BCIs can be classified as endogenous and exogenous. Endogenous BCI allows intentional modulation of neuronal activity by the users whereas exogenous BCIs depend on stimulus applied externally to the user. Former includes paradigms like Motor Imagery. SSVEP and P300 paradigms fall under the latter. A study of both kinds is presented by Ravi et al. [25]. Our work is focussed on SSVEP-based BCI. Visual Evoked Potentials (VEP) are used widely in EEG-based BCIs. The design of a suitable visual stimulator has an important role in using VEPs for BCI. Wang et al. proposed the design of a visual stimulator for use in SSVEP BCI [26]. Their approach was to use computer monitor flickers to elicit steady state visual evoked potential at a flexible frequency. BCIs are used by people of all ages. The dependence of age in various subjects in the performance of BCI is reviewed by Volosyak et al. [27] and the work concluded that there will be a performance drop in SSVEP BCI in people with advanced age and suggested that GUIs should be modified for elderly users. SSVEP-based BCI can be used in neuro orthosis for cases like tetraplegia [28] and for controlling robotic arms [29] and robotic wheelchairs [30, 31]. It can also be used in combination with motor imagery [32], electromyography [33], eye gaze [34] or event related synchronisation [35] and event related desynchronisation [36]. When BCI is combined with another system or when more than one BCIs are involved, the system is called hybrid BCI [37]. Numerous attempts have been made in improving the performance of SSVEP BCI, such as Task Discriminant Component [38] and other optimization techniques [39]. From all the related work, it is obvious that the development of an accurate attention recognition model is a requisite, in diverse domains in which human cognition has a role.

3 Materials and methods

A BCI device establishes a communication between human brain and an external device. The architecture of the proposed BCI system is presented in Fig. 1. The objective of this system is to acquire EEG signals from the brain of the user, pre-process them, select the relevant features from them according to the Human Attention Recognition algorithm and classify those signals using a deep learning classifier to recognise the attention levels. An EEG-based Brain Communication Interface is used to estimate the mental attention states of humans. A Human Attention Recognition Algorithm is developed and a 10- layered deep learning neural network is used for classification. The challenge is aimed at using machine learning to estimate the attention of students. The dataset is the publicly available Confused Student EEG brainwave data from Kaggle which consists of EEG data collected from 10 volunteers who were made to watch MOOC video clips [40]. Each student watched 10 videos, which means there are 100 data points. It also contains demographic data and video data, but for this work, we have used only EEG data as the benchmark. The creators of the dataset claim that the dataset is well suited for binary classification. It consists of Video ID, subject ID, EEG frequency bands and also User-defined and pre-defined labels.

Fig. 1
figure 1

Block diagram of the human attention recognition system

The Electroencephalography (EEG) signal measures the electrical movement of the cerebrum [41]. EEG uses either dry electrodes or wet ones, depending on the application. The wet electrodes come with an abrasive paste and an electrolyte gel, used to reduce the skin impedance, to a range of 5–20 kΩ, which is an acceptable value when compared to MΩ range without the use of the gel. The paste and gel are minimally invasive and harmless, but are sticky and make the scalp dirty. Apart from that, when the gel begins to dry up, transductive properties start disappearing which makes the wet electrodes not suitable for long term measurements. Therefore, in recent decades, the use of dry electrodes has been increased, which resolves the limitations of the wet ones [42].

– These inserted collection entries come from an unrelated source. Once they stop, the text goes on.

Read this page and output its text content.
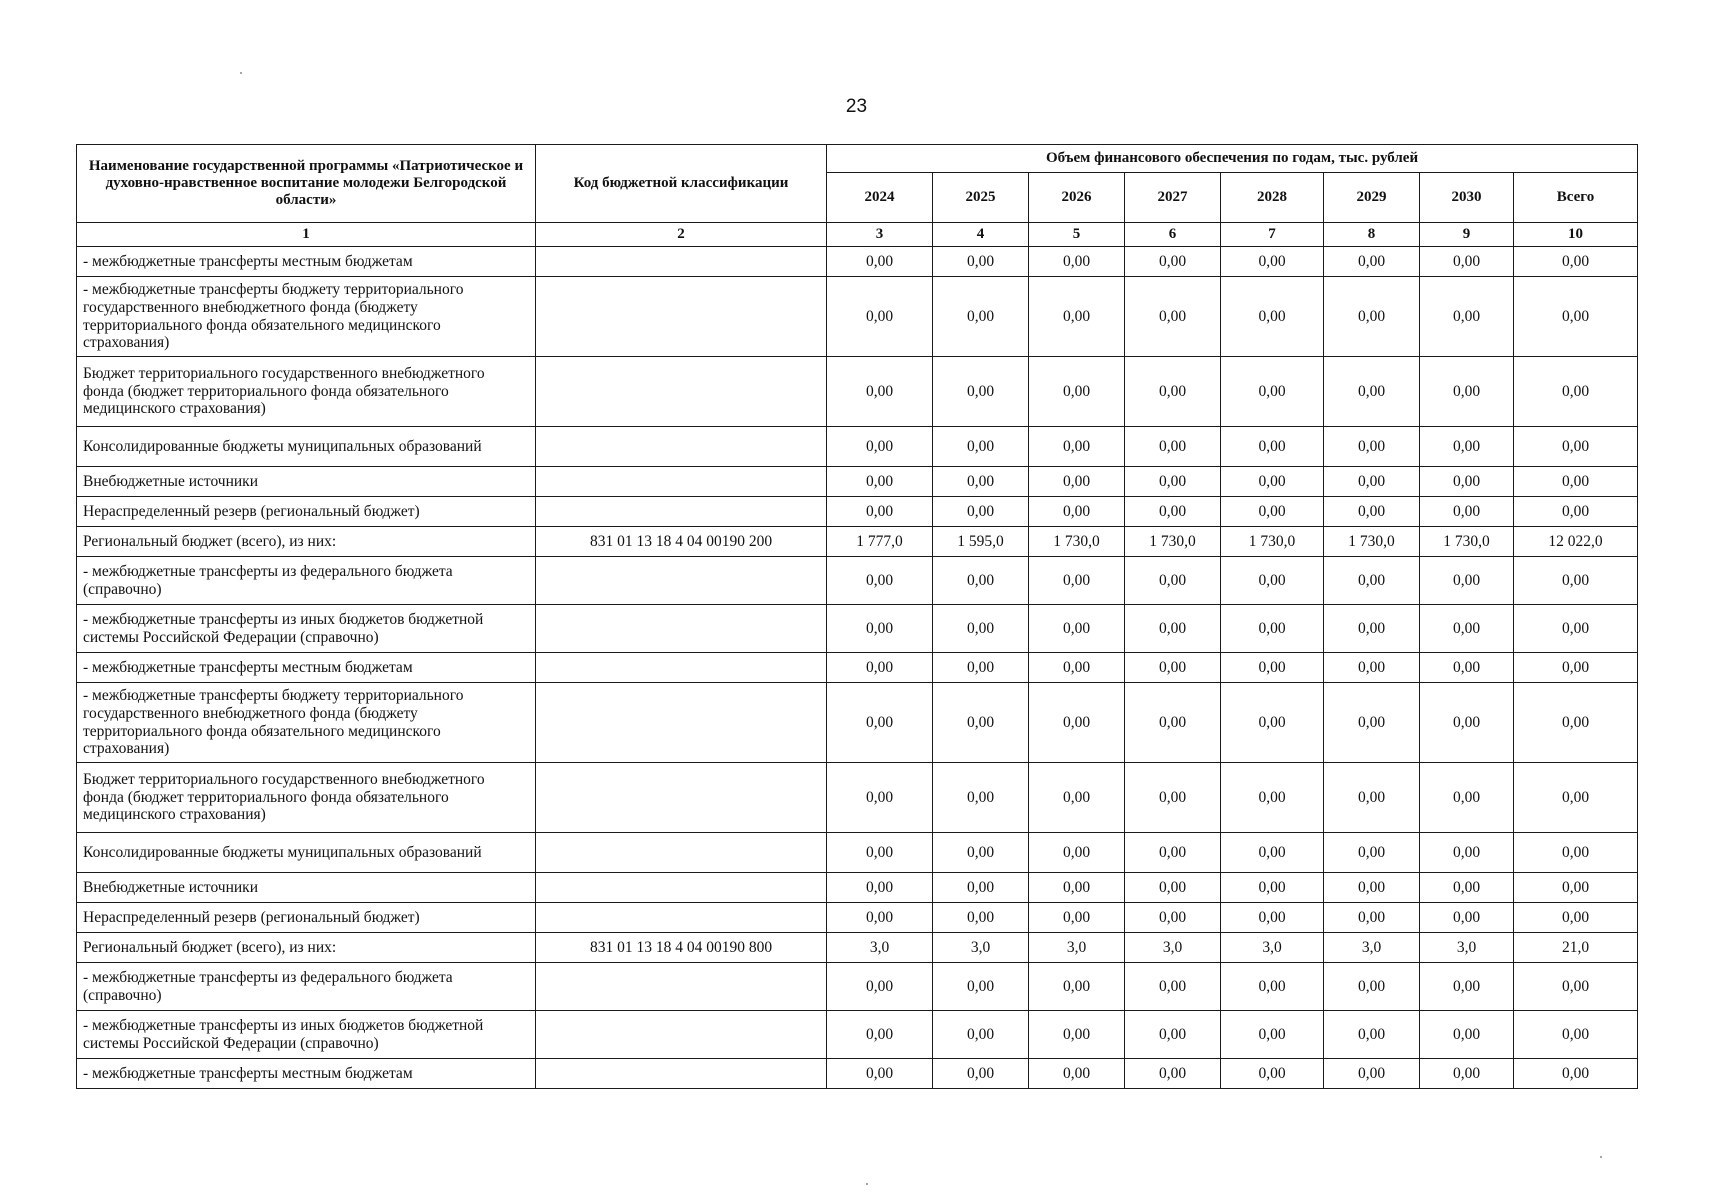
23
Наименование государственной программы «Патриотическое и духовно-нравственное воспитание молодежи Белгородской области»	Код бюджетной классификации	Объем финансового обеспечения по годам, тыс. рублей							
		2024	2025	2026	2027	2028	2029	2030	Всего
1	2	3	4	5	6	7	8	9	10
- межбюджетные трансферты местным бюджетам		0,00	0,00	0,00	0,00	0,00	0,00	0,00	0,00
- межбюджетные трансферты бюджету территориального государственного внебюджетного фонда (бюджету территориального фонда обязательного медицинского страхования)		0,00	0,00	0,00	0,00	0,00	0,00	0,00	0,00
Бюджет территориального государственного внебюджетного фонда (бюджет территориального фонда обязательного медицинского страхования)		0,00	0,00	0,00	0,00	0,00	0,00	0,00	0,00
Консолидированные бюджеты муниципальных образований		0,00	0,00	0,00	0,00	0,00	0,00	0,00	0,00
Внебюджетные источники		0,00	0,00	0,00	0,00	0,00	0,00	0,00	0,00
Нераспределенный резерв (региональный бюджет)		0,00	0,00	0,00	0,00	0,00	0,00	0,00	0,00
Региональный бюджет (всего), из них:	831 01 13 18 4 04 00190 200	1 777,0	1 595,0	1 730,0	1 730,0	1 730,0	1 730,0	1 730,0	12 022,0
- межбюджетные трансферты из федерального бюджета (справочно)		0,00	0,00	0,00	0,00	0,00	0,00	0,00	0,00
- межбюджетные трансферты из иных бюджетов бюджетной системы Российской Федерации (справочно)		0,00	0,00	0,00	0,00	0,00	0,00	0,00	0,00
- межбюджетные трансферты местным бюджетам		0,00	0,00	0,00	0,00	0,00	0,00	0,00	0,00
- межбюджетные трансферты бюджету территориального государственного внебюджетного фонда (бюджету территориального фонда обязательного медицинского страхования)		0,00	0,00	0,00	0,00	0,00	0,00	0,00	0,00
Бюджет территориального государственного внебюджетного фонда (бюджет территориального фонда обязательного медицинского страхования)		0,00	0,00	0,00	0,00	0,00	0,00	0,00	0,00
Консолидированные бюджеты муниципальных образований		0,00	0,00	0,00	0,00	0,00	0,00	0,00	0,00
Внебюджетные источники		0,00	0,00	0,00	0,00	0,00	0,00	0,00	0,00
Нераспределенный резерв (региональный бюджет)		0,00	0,00	0,00	0,00	0,00	0,00	0,00	0,00
Региональный бюджет (всего), из них:	831 01 13 18 4 04 00190 800	3,0	3,0	3,0	3,0	3,0	3,0	3,0	21,0
- межбюджетные трансферты из федерального бюджета (справочно)		0,00	0,00	0,00	0,00	0,00	0,00	0,00	0,00
- межбюджетные трансферты из иных бюджетов бюджетной системы Российской Федерации (справочно)		0,00	0,00	0,00	0,00	0,00	0,00	0,00	0,00
- межбюджетные трансферты местным бюджетам		0,00	0,00	0,00	0,00	0,00	0,00	0,00	0,00
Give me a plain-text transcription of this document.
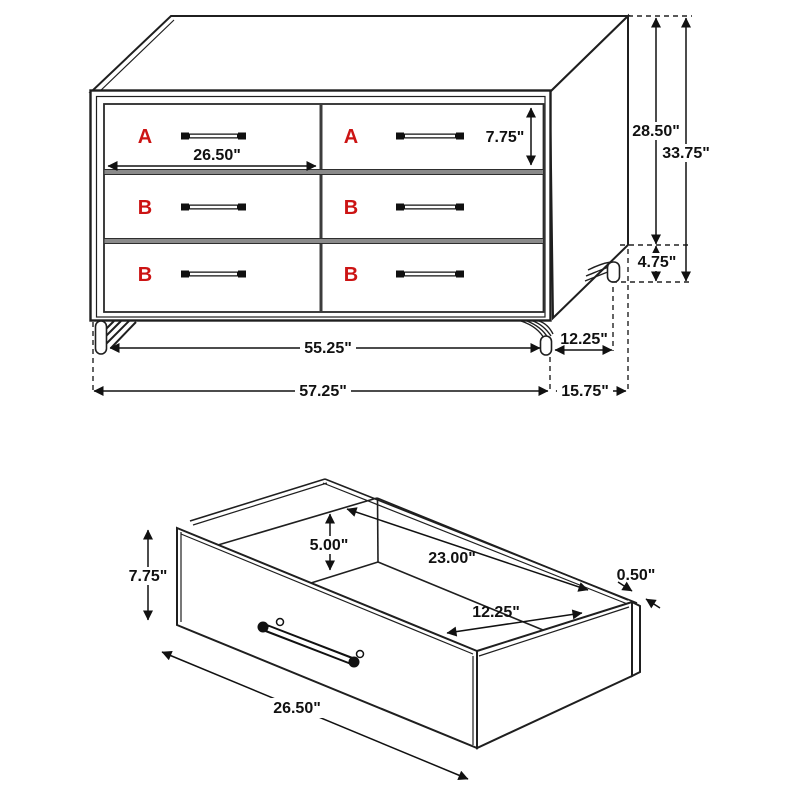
A	A
B	B
B	B
26.50"
7.75"	28.50"
33.75"
4.75"
55.25"
12.25"
57.25"	15.75"
7.75"
5.00"
23.00"
12.25"
26.50"
0.50"
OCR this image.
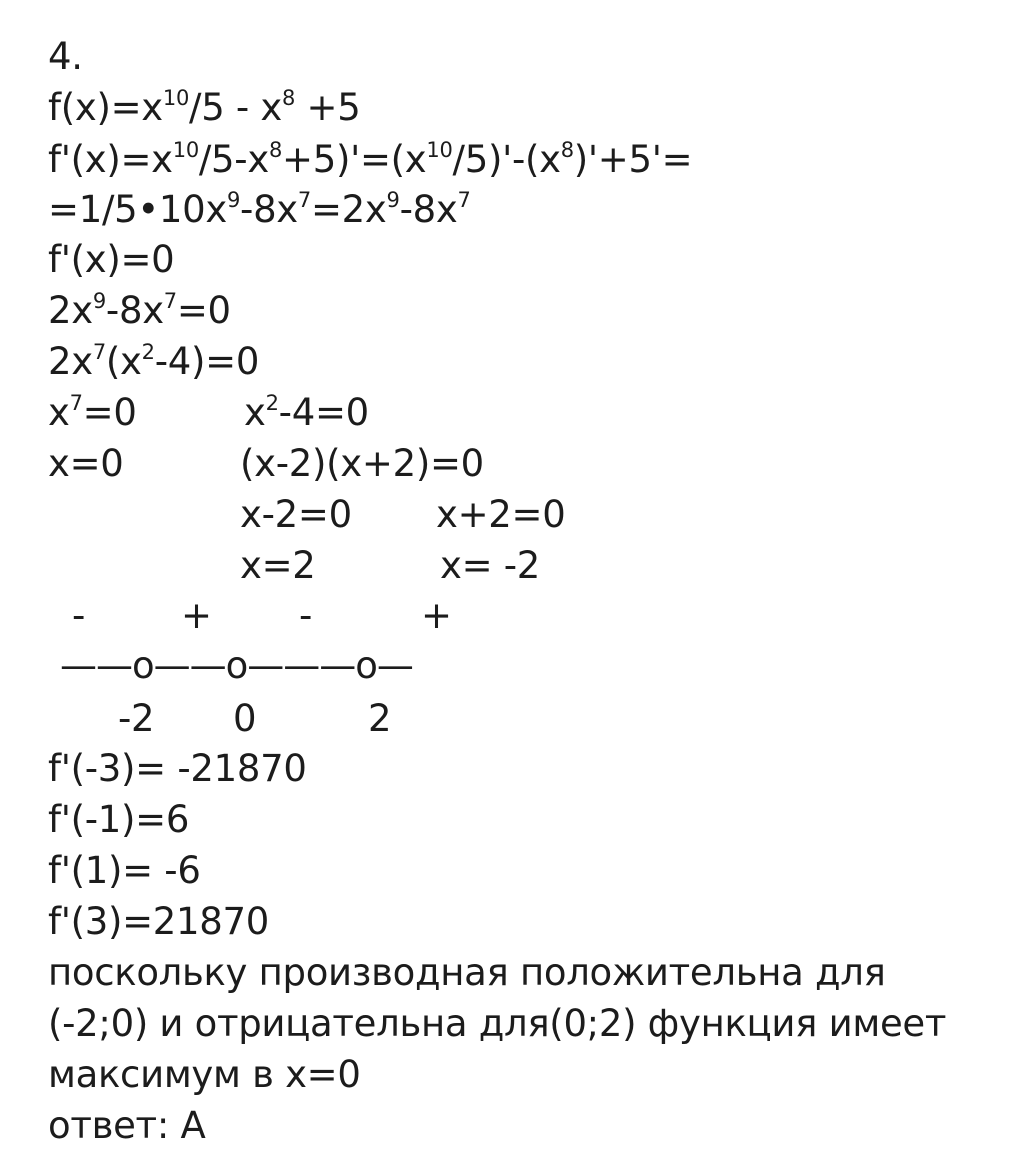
4.
$f(x)=x^{10}/5 - x^8 +5$
$f'(x)=x^{10}/5-x^8+5)'=(x^{10}/5)'-(x^8)'+5'=$
$=1/5•10x^9-8x^7=2x^9-8x^7$
f'(x)=0
$2x^9-8x^7=0$
$2x^7(x^2-4)=0$
$x^7=0$	$x^2-4=0$
x=0	(x-2)(x+2)=0
x-2=0 x+2=0
x=2	x= -2
-	+ -	+
——o——o———o—
-2 0	2
f'(-3)= -21870
f'(-1)=6
f'(1)= -6
f'(3)=21870
поскольку производная положительна для
(-2;0) и отрицательна для(0;2) функция имеет
максимум в x=0
ответ: А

This work used an 8-channel headset in which dry electrodes are installed in Ultracortex nodes. Recording of EEG signals is done with Ultracortex Mark IV which is a 3D-printable headset. Among the electrodes, six of them are named spikey electrodes, designed to be used in areas of the head with hair and two of them, named non-spikey electrodes, are designed for the forehead. These electrodes are placed in a 3D printed headset. 5 more comfort units, without electrodes were also used to distribute the weight of the headset. An OpenBCI Cyton 8-channel board was used for EEG signal acquisition. Ultracortex Mark IV electrodes do not require conductive gel or adhesive paste as they are dry electrodes. Also, there is no need of skin preparation. There are two ear clips which act as the reference electrodes. Electrodes were placed according to the 10–20 International standard for EEG electrodes [43].

3.1 EEG recording

The 10–20 EEG system was introduced three decades back by Homan and since then had been the standard for locating EEG electrodes on the scalp [41]. It measures external cranial landmarks for locating electrodes. The measurement is based on the assumption that the scalp electrode locations and underlying cerebral structures maintain a consistent correlation. For 8-channel system, the standard mentions electrode positions as described in the Table 1. The electrodes mounted on the helmet is shown in Fig. 2. This can be worn comfortably by a user for recording his/her EEG data. The acquired signals were visualised and recorded using OpenBCI Graphical User Interface.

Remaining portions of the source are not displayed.